The IRA has recently been using "human bombs" - strapping people into vehicles laden with explosives and forcing them to drive to security checkpoints.

One such attack in November killed seven people, including six British soldiers. The total death toll this year is 74.

Sunday's IRA statement, released in Belfast, said its active service units had been told "to suspend all offensive military action in the British-occupied area for a period of three days from midnight tonight until midnight on Dec. 26."

But the IRA stressed that its units would fight back in self-defense if attacked during the period.

Brooke has made several appeals for the IRA to end its campaign and a year ago indicated the government could respond "imaginatively" if the shooting and bombing stopped.

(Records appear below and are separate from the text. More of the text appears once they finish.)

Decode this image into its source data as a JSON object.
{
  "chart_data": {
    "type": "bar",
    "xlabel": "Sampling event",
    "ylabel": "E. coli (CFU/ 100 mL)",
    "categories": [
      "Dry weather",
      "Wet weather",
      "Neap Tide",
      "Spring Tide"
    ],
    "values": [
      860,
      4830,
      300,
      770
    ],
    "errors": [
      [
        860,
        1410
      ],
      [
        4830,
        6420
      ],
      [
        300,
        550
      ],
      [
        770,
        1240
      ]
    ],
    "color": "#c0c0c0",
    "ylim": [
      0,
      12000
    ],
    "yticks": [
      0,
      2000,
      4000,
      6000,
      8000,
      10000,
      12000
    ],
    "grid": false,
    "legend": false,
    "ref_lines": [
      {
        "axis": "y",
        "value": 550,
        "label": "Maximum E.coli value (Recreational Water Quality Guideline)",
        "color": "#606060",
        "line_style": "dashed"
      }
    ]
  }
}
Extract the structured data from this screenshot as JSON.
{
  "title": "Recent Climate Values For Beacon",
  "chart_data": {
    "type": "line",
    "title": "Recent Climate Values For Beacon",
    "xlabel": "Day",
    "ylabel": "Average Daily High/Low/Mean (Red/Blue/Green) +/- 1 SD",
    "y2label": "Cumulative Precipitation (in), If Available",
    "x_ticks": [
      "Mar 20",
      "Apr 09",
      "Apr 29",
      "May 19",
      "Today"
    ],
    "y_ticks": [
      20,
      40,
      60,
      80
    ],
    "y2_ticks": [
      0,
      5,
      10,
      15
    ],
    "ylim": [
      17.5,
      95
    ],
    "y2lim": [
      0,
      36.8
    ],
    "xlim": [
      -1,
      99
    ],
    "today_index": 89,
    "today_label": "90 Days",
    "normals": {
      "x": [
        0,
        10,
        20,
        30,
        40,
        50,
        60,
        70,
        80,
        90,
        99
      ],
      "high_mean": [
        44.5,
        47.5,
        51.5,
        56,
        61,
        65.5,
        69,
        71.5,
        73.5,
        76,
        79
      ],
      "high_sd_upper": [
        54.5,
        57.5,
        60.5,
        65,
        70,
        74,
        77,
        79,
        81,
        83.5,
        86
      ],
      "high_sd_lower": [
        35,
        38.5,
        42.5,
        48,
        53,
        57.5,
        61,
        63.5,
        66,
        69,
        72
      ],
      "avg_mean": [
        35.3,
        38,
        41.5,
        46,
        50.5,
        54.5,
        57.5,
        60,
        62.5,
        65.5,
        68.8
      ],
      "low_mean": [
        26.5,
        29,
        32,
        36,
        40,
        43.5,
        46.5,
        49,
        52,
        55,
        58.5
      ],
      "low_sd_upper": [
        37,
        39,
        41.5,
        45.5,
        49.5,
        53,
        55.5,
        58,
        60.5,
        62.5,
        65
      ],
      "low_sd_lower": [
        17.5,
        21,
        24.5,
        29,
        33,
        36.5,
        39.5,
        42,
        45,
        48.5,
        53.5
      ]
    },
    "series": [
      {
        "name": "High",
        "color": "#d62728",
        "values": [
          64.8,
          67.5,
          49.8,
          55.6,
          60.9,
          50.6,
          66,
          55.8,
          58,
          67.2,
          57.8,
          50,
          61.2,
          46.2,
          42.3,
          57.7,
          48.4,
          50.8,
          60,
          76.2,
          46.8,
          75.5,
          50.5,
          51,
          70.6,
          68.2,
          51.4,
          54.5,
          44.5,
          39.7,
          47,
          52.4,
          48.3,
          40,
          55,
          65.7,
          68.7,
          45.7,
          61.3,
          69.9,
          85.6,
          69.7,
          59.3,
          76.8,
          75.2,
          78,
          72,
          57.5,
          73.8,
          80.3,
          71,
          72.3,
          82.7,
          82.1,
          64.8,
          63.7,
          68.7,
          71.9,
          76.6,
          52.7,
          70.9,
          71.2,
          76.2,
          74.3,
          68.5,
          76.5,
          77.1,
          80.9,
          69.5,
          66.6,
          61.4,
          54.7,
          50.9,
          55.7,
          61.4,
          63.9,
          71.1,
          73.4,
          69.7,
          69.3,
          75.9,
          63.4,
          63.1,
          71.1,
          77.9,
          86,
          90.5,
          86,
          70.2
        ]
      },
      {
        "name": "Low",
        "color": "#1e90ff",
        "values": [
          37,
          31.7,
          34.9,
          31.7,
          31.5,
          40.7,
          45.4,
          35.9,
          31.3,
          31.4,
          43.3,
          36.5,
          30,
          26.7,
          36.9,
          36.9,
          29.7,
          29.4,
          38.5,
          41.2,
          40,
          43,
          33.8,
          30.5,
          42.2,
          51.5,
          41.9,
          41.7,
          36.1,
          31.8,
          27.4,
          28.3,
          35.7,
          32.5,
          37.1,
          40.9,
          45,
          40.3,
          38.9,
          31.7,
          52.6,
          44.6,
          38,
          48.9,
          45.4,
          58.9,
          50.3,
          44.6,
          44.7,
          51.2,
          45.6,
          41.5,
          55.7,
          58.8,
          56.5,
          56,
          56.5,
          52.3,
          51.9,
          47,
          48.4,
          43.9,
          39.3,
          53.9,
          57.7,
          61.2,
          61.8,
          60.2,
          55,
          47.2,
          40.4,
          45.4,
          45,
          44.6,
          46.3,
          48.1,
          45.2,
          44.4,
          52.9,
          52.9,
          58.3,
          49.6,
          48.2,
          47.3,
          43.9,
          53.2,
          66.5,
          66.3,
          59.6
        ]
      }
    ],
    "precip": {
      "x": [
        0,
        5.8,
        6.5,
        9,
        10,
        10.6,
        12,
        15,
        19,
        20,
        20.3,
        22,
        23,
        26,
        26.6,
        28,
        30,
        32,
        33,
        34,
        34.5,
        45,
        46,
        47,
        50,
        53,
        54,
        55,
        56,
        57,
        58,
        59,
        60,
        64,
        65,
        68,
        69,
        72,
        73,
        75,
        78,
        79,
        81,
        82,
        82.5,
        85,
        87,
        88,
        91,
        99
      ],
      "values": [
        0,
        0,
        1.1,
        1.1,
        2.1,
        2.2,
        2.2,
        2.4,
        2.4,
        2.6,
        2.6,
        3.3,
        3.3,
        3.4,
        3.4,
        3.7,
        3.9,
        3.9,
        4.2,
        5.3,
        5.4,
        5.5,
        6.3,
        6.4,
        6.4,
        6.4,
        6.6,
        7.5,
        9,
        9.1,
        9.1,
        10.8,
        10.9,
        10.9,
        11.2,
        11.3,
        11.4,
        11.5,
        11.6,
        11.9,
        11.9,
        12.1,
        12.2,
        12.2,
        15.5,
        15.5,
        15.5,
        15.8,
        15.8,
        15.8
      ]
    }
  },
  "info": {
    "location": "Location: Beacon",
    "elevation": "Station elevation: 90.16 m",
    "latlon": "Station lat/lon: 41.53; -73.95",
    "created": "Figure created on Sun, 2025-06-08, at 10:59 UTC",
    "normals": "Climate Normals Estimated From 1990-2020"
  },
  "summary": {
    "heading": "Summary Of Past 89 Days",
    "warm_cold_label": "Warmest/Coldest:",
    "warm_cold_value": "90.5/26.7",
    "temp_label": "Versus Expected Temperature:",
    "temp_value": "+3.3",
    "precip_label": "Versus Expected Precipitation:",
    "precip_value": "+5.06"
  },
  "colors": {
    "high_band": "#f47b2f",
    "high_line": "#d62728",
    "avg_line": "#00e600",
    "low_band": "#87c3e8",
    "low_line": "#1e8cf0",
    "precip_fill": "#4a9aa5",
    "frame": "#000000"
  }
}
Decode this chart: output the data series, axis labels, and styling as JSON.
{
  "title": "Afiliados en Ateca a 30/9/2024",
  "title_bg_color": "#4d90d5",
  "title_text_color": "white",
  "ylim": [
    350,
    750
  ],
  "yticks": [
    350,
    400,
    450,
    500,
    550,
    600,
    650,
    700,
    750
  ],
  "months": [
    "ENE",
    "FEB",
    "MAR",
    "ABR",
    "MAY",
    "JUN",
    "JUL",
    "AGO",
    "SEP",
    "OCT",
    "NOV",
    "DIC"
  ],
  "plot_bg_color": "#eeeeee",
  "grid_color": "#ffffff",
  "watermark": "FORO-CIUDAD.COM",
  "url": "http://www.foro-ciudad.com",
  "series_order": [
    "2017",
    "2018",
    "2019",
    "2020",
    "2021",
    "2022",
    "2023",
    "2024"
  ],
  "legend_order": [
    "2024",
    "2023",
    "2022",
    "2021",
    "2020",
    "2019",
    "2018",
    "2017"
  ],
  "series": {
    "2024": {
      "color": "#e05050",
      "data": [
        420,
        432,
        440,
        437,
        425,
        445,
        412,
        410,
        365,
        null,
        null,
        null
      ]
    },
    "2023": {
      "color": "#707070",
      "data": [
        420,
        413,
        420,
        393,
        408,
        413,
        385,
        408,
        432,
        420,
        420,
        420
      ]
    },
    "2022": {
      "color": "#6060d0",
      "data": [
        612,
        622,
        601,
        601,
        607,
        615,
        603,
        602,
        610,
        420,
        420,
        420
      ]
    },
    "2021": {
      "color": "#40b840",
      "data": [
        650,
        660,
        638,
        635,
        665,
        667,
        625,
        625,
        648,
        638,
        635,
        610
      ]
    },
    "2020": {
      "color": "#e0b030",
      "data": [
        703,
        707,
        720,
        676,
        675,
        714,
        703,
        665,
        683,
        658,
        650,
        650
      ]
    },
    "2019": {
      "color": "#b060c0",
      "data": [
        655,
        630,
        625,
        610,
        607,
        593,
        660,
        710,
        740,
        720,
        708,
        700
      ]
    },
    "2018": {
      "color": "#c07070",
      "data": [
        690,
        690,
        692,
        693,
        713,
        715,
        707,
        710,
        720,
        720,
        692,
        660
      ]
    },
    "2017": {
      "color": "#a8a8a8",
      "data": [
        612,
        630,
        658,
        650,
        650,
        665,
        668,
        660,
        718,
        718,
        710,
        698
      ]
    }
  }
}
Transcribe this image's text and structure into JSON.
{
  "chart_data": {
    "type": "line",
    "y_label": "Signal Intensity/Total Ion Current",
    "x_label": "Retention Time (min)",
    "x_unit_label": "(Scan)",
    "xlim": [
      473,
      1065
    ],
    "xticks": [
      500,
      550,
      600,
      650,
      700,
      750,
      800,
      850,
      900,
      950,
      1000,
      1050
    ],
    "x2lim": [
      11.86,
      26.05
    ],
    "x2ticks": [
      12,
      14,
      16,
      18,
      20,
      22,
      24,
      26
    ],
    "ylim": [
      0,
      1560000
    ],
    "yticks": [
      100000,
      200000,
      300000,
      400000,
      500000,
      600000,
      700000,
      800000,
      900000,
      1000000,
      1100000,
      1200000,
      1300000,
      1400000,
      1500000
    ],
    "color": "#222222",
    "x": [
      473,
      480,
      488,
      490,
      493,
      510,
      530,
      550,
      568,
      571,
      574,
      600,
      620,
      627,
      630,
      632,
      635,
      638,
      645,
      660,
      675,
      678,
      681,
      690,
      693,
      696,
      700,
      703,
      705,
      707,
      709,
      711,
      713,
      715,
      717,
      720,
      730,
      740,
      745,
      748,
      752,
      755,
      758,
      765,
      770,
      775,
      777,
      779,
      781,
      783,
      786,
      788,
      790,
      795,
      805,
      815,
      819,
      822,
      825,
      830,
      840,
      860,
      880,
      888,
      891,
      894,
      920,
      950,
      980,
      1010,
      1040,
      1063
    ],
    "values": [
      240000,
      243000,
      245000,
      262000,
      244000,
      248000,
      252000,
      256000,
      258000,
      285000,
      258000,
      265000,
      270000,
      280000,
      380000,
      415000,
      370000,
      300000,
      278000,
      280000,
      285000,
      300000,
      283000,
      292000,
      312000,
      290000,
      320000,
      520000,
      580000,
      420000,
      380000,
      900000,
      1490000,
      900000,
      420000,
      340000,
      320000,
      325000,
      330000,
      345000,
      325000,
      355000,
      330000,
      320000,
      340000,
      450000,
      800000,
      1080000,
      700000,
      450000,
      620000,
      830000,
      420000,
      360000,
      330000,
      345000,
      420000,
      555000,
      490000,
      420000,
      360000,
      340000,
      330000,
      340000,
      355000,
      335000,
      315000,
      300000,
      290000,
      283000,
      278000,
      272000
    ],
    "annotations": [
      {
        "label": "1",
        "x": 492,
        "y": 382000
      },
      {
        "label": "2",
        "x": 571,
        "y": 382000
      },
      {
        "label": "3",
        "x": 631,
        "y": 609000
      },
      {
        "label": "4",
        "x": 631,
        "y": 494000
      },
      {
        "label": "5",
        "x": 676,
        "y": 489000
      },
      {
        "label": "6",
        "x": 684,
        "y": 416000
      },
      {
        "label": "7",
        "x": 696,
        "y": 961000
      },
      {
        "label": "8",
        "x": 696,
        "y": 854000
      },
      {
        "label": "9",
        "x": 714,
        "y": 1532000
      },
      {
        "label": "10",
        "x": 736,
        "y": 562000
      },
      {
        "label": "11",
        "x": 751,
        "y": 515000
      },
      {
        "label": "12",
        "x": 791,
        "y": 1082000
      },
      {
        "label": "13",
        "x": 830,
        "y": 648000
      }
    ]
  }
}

Irish political analysts said a peace initiative by Brooke would enter a critical phase in coming weeks.

It was at least possible that Sinn Fein, the political wing of the republican movement, might favor an indefinite IRA truce that could enable Sinn Fein to participate in talks.

Britain three weeks ago flew an extra battalion to Northern Ireland, bringing the number of its troops there to 11,000.

Security sources say British reinforcements and stepped-up patrolling averted a pre-Christmas IRA offensive.